We treated four patients who had chronic myeloproliferative diseases and chromosomal translocations involving 5q33 with imatinib mesylate (400 mg daily). Three of the four patients presented with leukocytosis and eosinophilia; their leukemia cells carried the ETV6-PDGFRB fusion gene. The fourth patient had leukocytosis, eosinophilia, and a t(5;12) translocation involving PDGFRB and an unknown partner gene; he also had extensive raised, ulcerated skin lesions that had been present for a long time.

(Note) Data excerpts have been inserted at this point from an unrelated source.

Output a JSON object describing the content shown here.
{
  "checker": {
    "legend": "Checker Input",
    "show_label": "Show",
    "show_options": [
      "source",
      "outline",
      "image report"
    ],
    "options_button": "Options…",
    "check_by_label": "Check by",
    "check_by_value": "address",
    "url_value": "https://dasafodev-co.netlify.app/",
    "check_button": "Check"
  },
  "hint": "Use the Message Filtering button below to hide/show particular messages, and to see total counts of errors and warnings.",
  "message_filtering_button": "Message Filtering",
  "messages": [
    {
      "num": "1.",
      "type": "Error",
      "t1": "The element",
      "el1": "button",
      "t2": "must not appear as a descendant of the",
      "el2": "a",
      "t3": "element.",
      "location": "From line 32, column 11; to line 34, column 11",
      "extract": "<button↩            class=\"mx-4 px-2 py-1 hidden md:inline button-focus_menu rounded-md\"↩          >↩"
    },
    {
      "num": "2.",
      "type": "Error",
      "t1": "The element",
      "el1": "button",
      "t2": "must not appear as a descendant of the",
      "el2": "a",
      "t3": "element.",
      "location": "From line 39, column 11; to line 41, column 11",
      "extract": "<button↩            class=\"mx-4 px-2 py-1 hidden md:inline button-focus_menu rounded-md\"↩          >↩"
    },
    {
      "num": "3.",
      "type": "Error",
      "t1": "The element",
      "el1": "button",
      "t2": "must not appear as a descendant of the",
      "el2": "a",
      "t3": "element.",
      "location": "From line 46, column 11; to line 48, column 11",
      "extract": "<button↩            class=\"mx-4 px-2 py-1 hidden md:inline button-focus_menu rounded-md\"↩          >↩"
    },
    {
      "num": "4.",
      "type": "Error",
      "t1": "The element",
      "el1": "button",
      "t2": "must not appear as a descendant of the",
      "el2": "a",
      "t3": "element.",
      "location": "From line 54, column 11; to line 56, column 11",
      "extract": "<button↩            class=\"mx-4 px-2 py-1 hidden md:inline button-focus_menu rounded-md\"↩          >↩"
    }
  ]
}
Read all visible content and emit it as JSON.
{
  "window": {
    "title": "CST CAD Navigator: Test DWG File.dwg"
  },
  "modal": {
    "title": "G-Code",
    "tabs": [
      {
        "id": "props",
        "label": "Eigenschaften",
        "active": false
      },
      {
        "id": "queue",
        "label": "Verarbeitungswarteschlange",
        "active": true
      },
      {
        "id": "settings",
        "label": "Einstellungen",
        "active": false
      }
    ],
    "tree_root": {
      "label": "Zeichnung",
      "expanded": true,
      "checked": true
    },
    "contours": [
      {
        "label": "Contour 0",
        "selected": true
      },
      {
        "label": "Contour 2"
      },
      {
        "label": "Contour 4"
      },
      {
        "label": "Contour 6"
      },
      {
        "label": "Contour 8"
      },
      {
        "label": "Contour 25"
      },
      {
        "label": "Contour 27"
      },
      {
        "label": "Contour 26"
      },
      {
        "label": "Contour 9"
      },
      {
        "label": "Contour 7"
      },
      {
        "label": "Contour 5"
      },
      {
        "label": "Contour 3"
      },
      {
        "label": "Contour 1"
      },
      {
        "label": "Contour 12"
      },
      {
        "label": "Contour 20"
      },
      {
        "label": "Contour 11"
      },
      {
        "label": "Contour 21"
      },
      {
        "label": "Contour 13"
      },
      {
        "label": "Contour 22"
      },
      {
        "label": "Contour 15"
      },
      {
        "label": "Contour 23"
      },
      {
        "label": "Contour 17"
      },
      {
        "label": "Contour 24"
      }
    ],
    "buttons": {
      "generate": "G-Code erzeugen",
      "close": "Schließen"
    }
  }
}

In all four patients, a normal blood count was achieved within four weeks after treatment began. In the patient with skin disease, the lesions began to resolve shortly after treatment began. The t(5;12) translocation was undetectable by 12 weeks in three patients and by 36 weeks in the fourth patient. In the three patients with the ETV6-PDGFRB fusion gene, the transcript level decreased, and in one patient, it became undetectable by 36 weeks. All responses were durable at 9 to 12 months of follow-up.


Imatinib mesylate induces durable responses in patients with chronic myeloproliferative diseases associated with activation of PDGFRB.